“Alis volat propriis”*…
In exactly a week, millions will gather on couches across America (and the world) to watch the the Seahawks and the Patriots duel in Superbowl XLIX. And on the coffee tables in front of many– if not most– of them will sit heaping mounds of (now traditional) chicken wings. Readers may recall that, two years ago, we reported on a downturn in Super Bowl wings consumption, occasioned by rising poultry prices. But even as chicken costs have continued to rise, consumption has recovered…
According to a National Chicken Council report released Friday, 1.25 billion wings will be consumed during Super Bowl XLIX.
The average wholesale price of chicken wings is currently $1.71 per pound, up from $1.35 per pound at the same time last year, according to the Daily Northeast Broiler/Fryer Report by the U.S. Department of Agriculture’s Agriculture Marketing Service. Wing prices hit a record high in January 2013 of $2.11 per pound.
If one laid 1.25 billion wings end-to-end, assuming and average length of 3.5 inches, they would stretch to and from CenturyLink Field in Seattle to Gillette Stadium in Foxborough, Mass., almost 28 times. The wings would also circle the Grand Canyon 120 times.
It’s enough wings to put 572 on every seat in all 32 NFL stadiums and they weigh about 5,955 times more than the poundage of the Seahawks and Patriots entire 52-man rosters combined.
Most people will buy wings from restaurants and bars, but wings sales at grocery stores also spike during Super Bowl week. Nielsen Perishables Group FreshFacts shows that fresh and prepared wings sales totaled $1.7 billion in the 52 weeks ending Nov. 29, 2014, an increase of 3.1 percent compared to a year earlier.
As far as dipping sauces go, Ranch wins out. More than half of people prefer ranch for dipping, while 42 percent prefer barbecue sauce and 36 percent prefer blue cheese.
source: Chicago Tribune
* State motto of Oregon
As we wonder how half-time turned into the fair-ground joke that it has, we might recall that it was on this date in 1890 that journalist Nellie Bly completed her 72-day trip around the world.
In 1888, Bly suggested to her editor at the New York World that she take a trip around the world, attempting to turn the fictional Around the World in Eighty Days into fact for the first time.

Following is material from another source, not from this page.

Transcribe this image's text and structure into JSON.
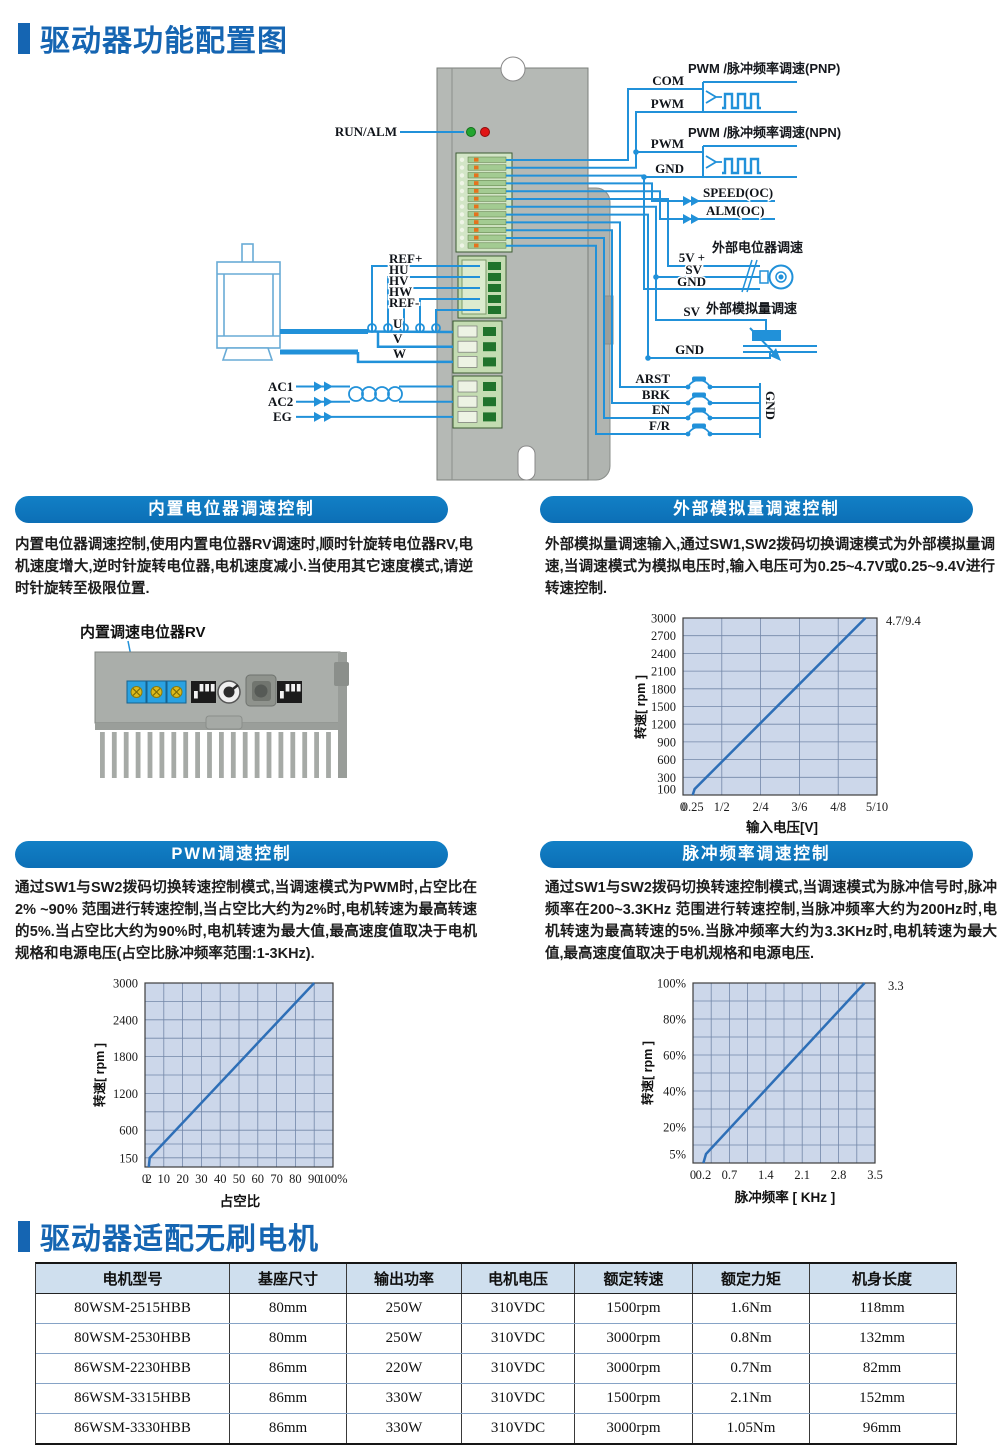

A year later, at 9:40 a.m. on November 14, 1889, with two days’ notice, she boarded the steamer Augusta Victoria, and began her 24,899-mile journey.

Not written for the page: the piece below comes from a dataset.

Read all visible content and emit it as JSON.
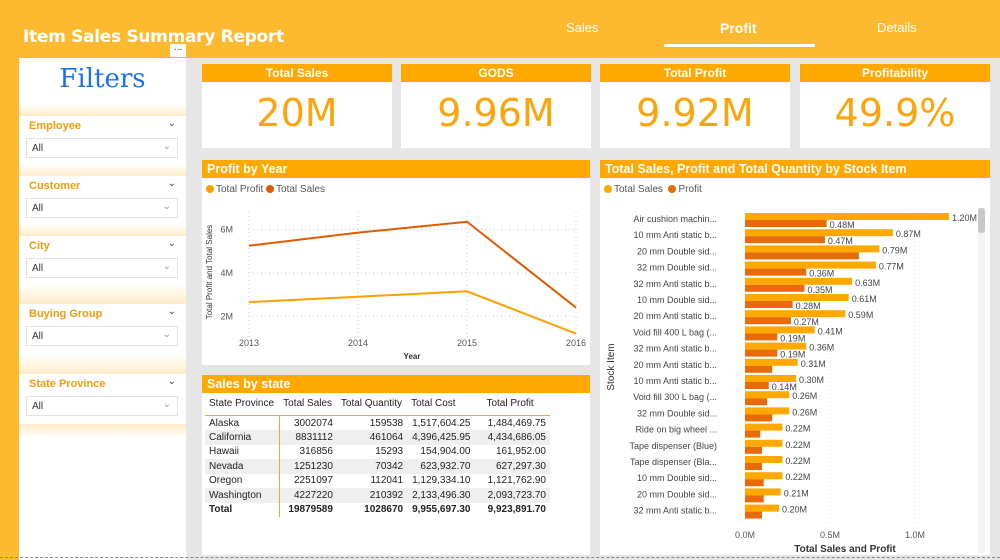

She brought with her the dress she was wearing, a sturdy overcoat, several changes of underwear, and a small travel bag carrying her toiletry essentials. She carried most of her money (£200 in English bank notes and gold in total as well as some American currency) in a bag tied around her neck.
Bly traveled through England, France (where she met Jules Verne in Amiens), Brindisi, the Suez Canal, Colombo (Ceylon), the Straits Settlements of Penang and Singapore, Hong Kong, and Japan. Just over seventy-two days after her departure from Hoboken, having used steamships and existing railway lines, Bly was back in New York; she beat Phileas Fogg’s time by almost 8 days.